What is faith (or Faith if you prefer)...? and, whatever it is, is it philosophically defensible?
The Stanford Encyclopedia of Philosophy has a fine brief article on the subject, and it lists seven different "models" of faith.
I'll just list them here and link you to the article because I'll feeling lazy today.
1) The purely affective model -- faith equals confidence;
2) The special knowledge model -- faith means that God has revealed specific truths, and the recipient of the revelation accepts them as such;
3) The belief model -- faith is simply another name for the belief that God exists;
4) The trust model -- my faith in a God isn't the belief that God exists, but a subsequent fact, a sense of trust in the Being whom I already believe to exist;
5) The doxastic venture model -- James' will to believe may fit here.
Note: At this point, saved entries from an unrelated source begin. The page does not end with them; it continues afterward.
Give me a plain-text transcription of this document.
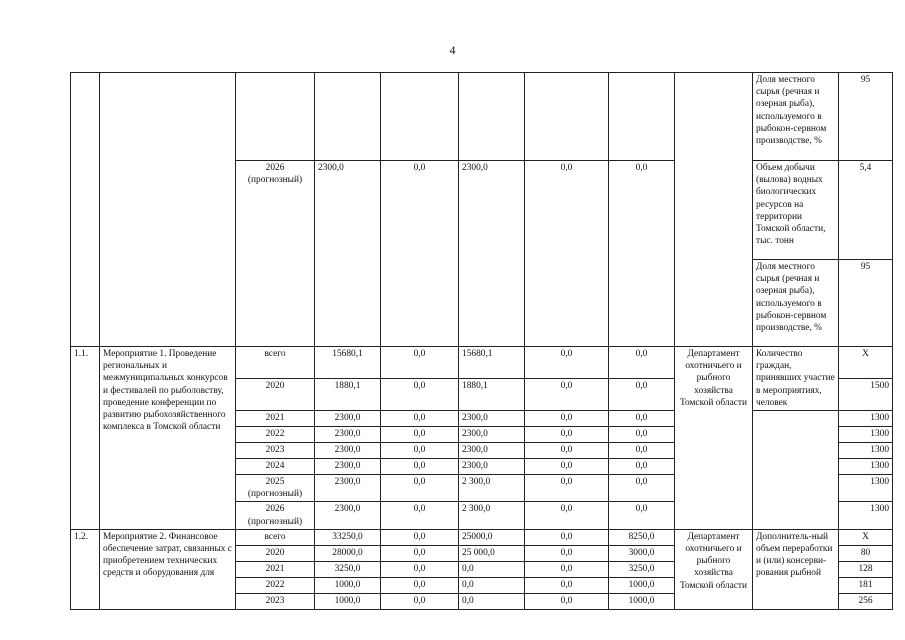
4
									Доля местного сырья (речная и озерная рыба), используемого в рыбокон-сервном производстве, %	95
		2026 (прогнозный)	2300,0	0,0	2300,0	0,0	0,0		Объем добычи (вылова) водных биологических ресурсов на территории Томской области, тыс. тонн	5,4
									Доля местного сырья (речная и озерная рыба), используемого в рыбокон-сервном производстве, %	95
1.1.	Мероприятие 1. Проведение региональных и межмуниципальных конкурсов и фестивалей по рыболовству, проведение конференции по развитию рыбохозяйственного комплекса в Томской области	всего	15680,1	0,0	15680,1	0,0	0,0	Департамент охотничьего и рыбного хозяйства Томской области	Количество граждан, принявших участие в мероприятиях, человек	Х
		2020	1880,1	0,0	1880,1	0,0	0,0			1500
		2021	2300,0	0,0	2300,0	0,0	0,0			1300
		2022	2300,0	0,0	2300,0	0,0	0,0			1300
		2023	2300,0	0,0	2300,0	0,0	0,0			1300
		2024	2300,0	0,0	2300,0	0,0	0,0			1300
		2025 (прогнозный)	2300,0	0,0	2 300,0	0,0	0,0			1300
		2026 (прогнозный)	2300,0	0,0	2 300,0	0,0	0,0			1300
1.2.	Мероприятие 2. Финансовое обеспечение затрат, связанных с приобретением технических средств и оборудования для	всего	33250,0	0,0	25000,0	0,0	8250,0	Департамент охотничьего и рыбного хозяйства Томской области	Дополнитель-ный объем переработки и (или) консерви-рования рыбной	Х
		2020	28000,0	0,0	25 000,0	0,0	3000,0			80
		2021	3250,0	0,0	0,0	0,0	3250,0			128
		2022	1000,0	0,0	0,0	0,0	1000,0			181
		2023	1000,0	0,0	0,0	0,0	1000,0			256
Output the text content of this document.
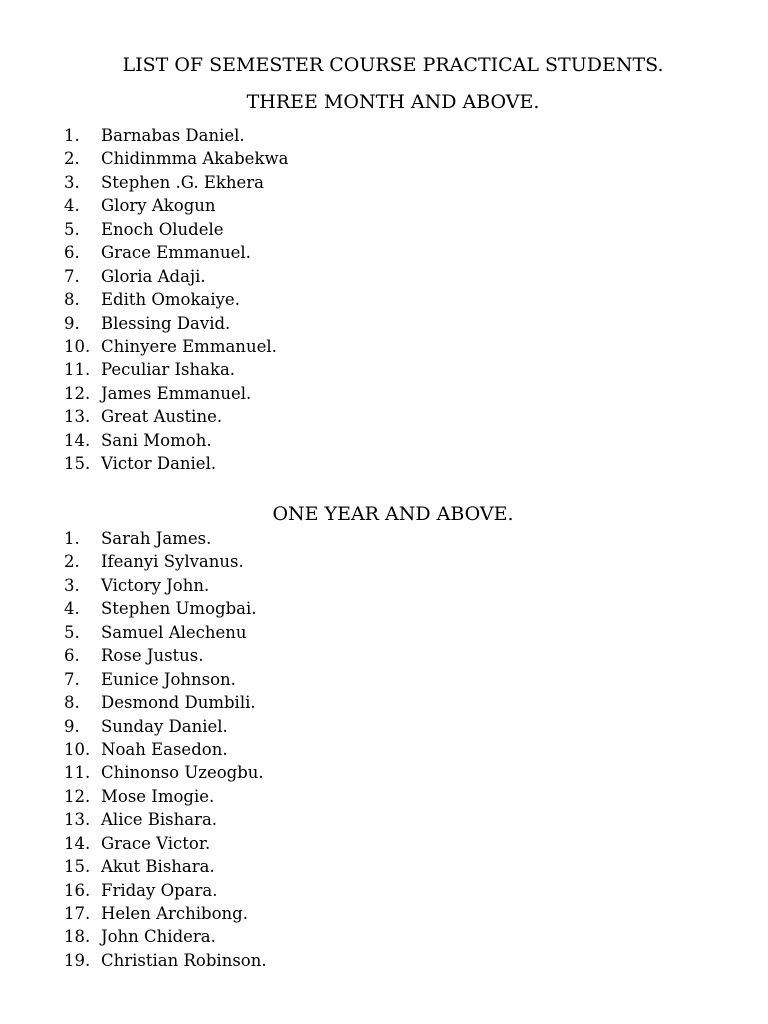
LIST OF SEMESTER COURSE PRACTICAL STUDENTS.
THREE MONTH AND ABOVE.
1.	Barnabas Daniel.
2.	Chidinmma Akabekwa
3.	Stephen .G. Ekhera
4.	Glory Akogun
5.	Enoch Oludele
6.	Grace Emmanuel.
7.	Gloria Adaji.
8.	Edith Omokaiye.
9.	Blessing David.
10. Chinyere Emmanuel.
11. Peculiar Ishaka.
12. James Emmanuel.
13. Great Austine.
14. Sani Momoh.
15. Victor Daniel.
ONE YEAR AND ABOVE.
1.	Sarah James.
2.	Ifeanyi Sylvanus.
3.	Victory John.
4.	Stephen Umogbai.
5.	Samuel Alechenu
6.	Rose Justus.
7.	Eunice Johnson.
8.	Desmond Dumbili.
9.	Sunday Daniel.
10. Noah Easedon.
11. Chinonso Uzeogbu.
12. Mose Imogie.
13. Alice Bishara.
14. Grace Victor.
15. Akut Bishara.
16. Friday Opara.
17. Helen Archibong.
18. John Chidera.
19. Christian Robinson.
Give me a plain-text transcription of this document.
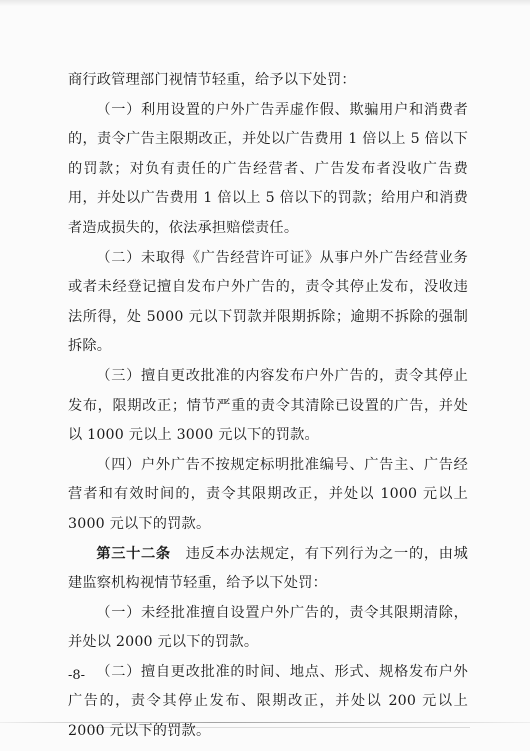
商行政管理部门视情节轻重，给予以下处罚：

（一）利用设置的户外广告弄虚作假、欺骗用户和消费者的，责令广告主限期改正，并处以广告费用 1 倍以上 5 倍以下的罚款；对负有责任的广告经营者、广告发布者没收广告费用，并处以广告费用 1 倍以上 5 倍以下的罚款；给用户和消费者造成损失的，依法承担赔偿责任。

（二）未取得《广告经营许可证》从事户外广告经营业务或者未经登记擅自发布户外广告的，责令其停止发布，没收违法所得，处 5000 元以下罚款并限期拆除；逾期不拆除的强制拆除。

（三）擅自更改批准的内容发布户外广告的，责令其停止发布，限期改正；情节严重的责令其清除已设置的广告，并处以 1000 元以上 3000 元以下的罚款。

（四）户外广告不按规定标明批准编号、广告主、广告经营者和有效时间的，责令其限期改正，并处以 1000 元以上 3000 元以下的罚款。

第三十二条  违反本办法规定，有下列行为之一的，由城建监察机构视情节轻重，给予以下处罚：

（一）未经批准擅自设置户外广告的，责令其限期清除，并处以 2000 元以下的罚款。

（二）擅自更改批准的时间、地点、形式、规格发布户外广告的，责令其停止发布、限期改正，并处以 200 元以上 2000 元以下的罚款。

-8-
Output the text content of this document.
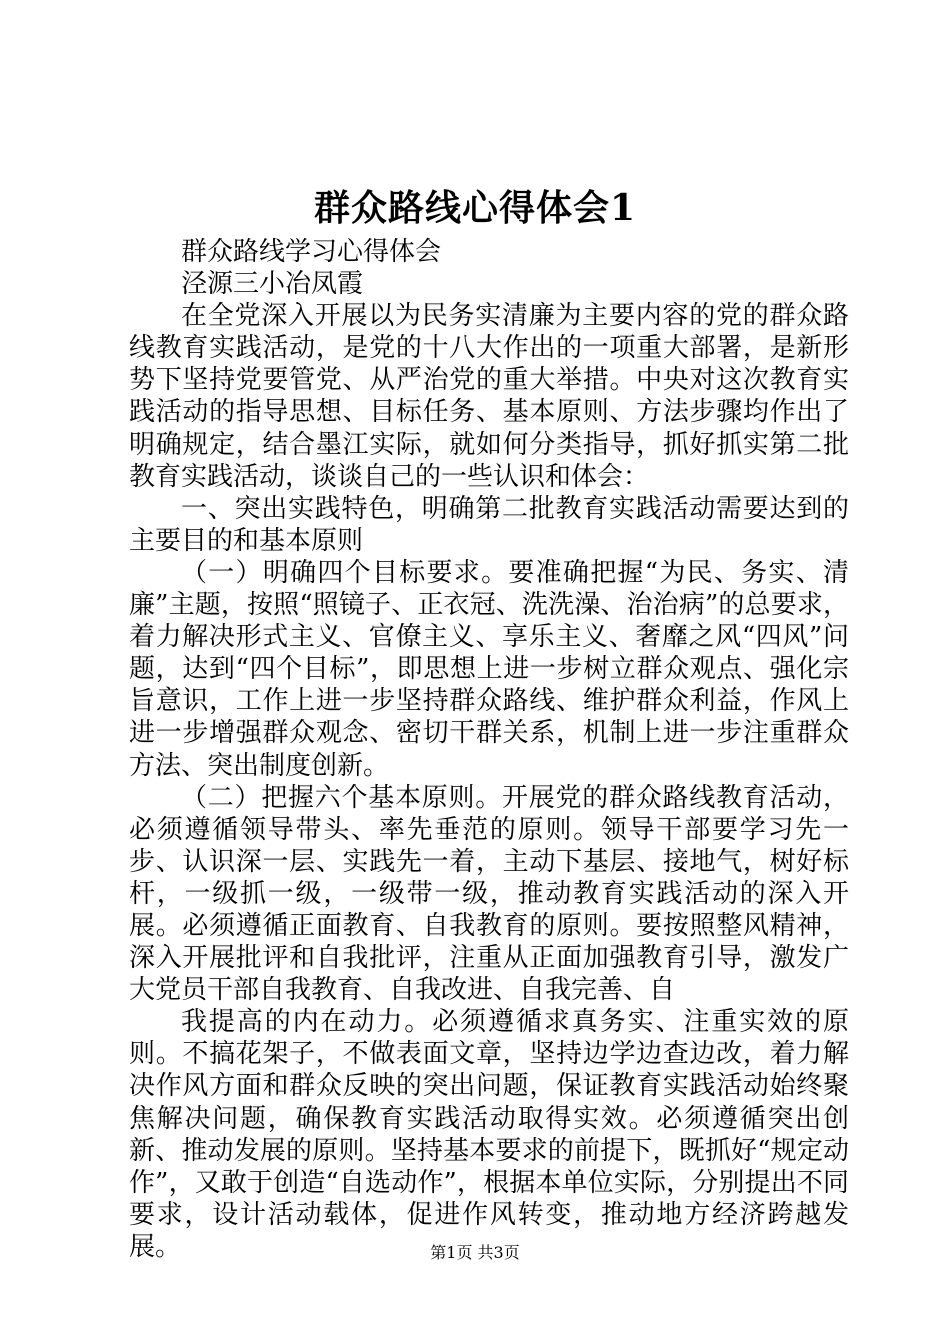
群众路线心得体会1

群众路线学习心得体会

泾源三小冶凤霞

在全党深入开展以为民务实清廉为主要内容的党的群众路线教育实践活动，是党的十八大作出的一项重大部署，是新形势下坚持党要管党、从严治党的重大举措。中央对这次教育实践活动的指导思想、目标任务、基本原则、方法步骤均作出了明确规定，结合墨江实际，就如何分类指导，抓好抓实第二批教育实践活动，谈谈自己的一些认识和体会：

一、突出实践特色，明确第二批教育实践活动需要达到的主要目的和基本原则

（一）明确四个目标要求。要准确把握“为民、务实、清廉”主题，按照“照镜子、正衣冠、洗洗澡、治治病”的总要求，着力解决形式主义、官僚主义、享乐主义、奢靡之风“四风”问题，达到“四个目标”，即思想上进一步树立群众观点、强化宗旨意识，工作上进一步坚持群众路线、维护群众利益，作风上进一步增强群众观念、密切干群关系，机制上进一步注重群众方法、突出制度创新。

（二）把握六个基本原则。开展党的群众路线教育活动，必须遵循领导带头、率先垂范的原则。领导干部要学习先一步、认识深一层、实践先一着，主动下基层、接地气，树好标杆，一级抓一级，一级带一级，推动教育实践活动的深入开展。必须遵循正面教育、自我教育的原则。要按照整风精神，深入开展批评和自我批评，注重从正面加强教育引导，激发广大党员干部自我教育、自我改进、自我完善、自

我提高的内在动力。必须遵循求真务实、注重实效的原则。不搞花架子，不做表面文章，坚持边学边查边改，着力解决作风方面和群众反映的突出问题，保证教育实践活动始终聚焦解决问题，确保教育实践活动取得实效。必须遵循突出创新、推动发展的原则。坚持基本要求的前提下，既抓好“规定动作”，又敢于创造“自选动作”，根据本单位实际，分别提出不同要求，设计活动载体，促进作风转变，推动地方经济跨越发展。	第1页 共3页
This model takes faith to be a practical commitment to the proposition that God exists, even if it coincides with an acknowledgement that the evidence is inadequate;
6) The subdoxastic venture -- a practical commitment to the consequences of the proposition that God exists, even if it coincides with an acknowledgement that the person making the commitment doesn't actually believe that God exists. Note the difference between this and the above. Pascal's wager may fit here, although Pascal believed that belief would eventually come to the doubter taking holy water etc. on this basis;
7) The hope model -- faith may simply mean hoping that a proposition is true and keeping one's life open to that possibility.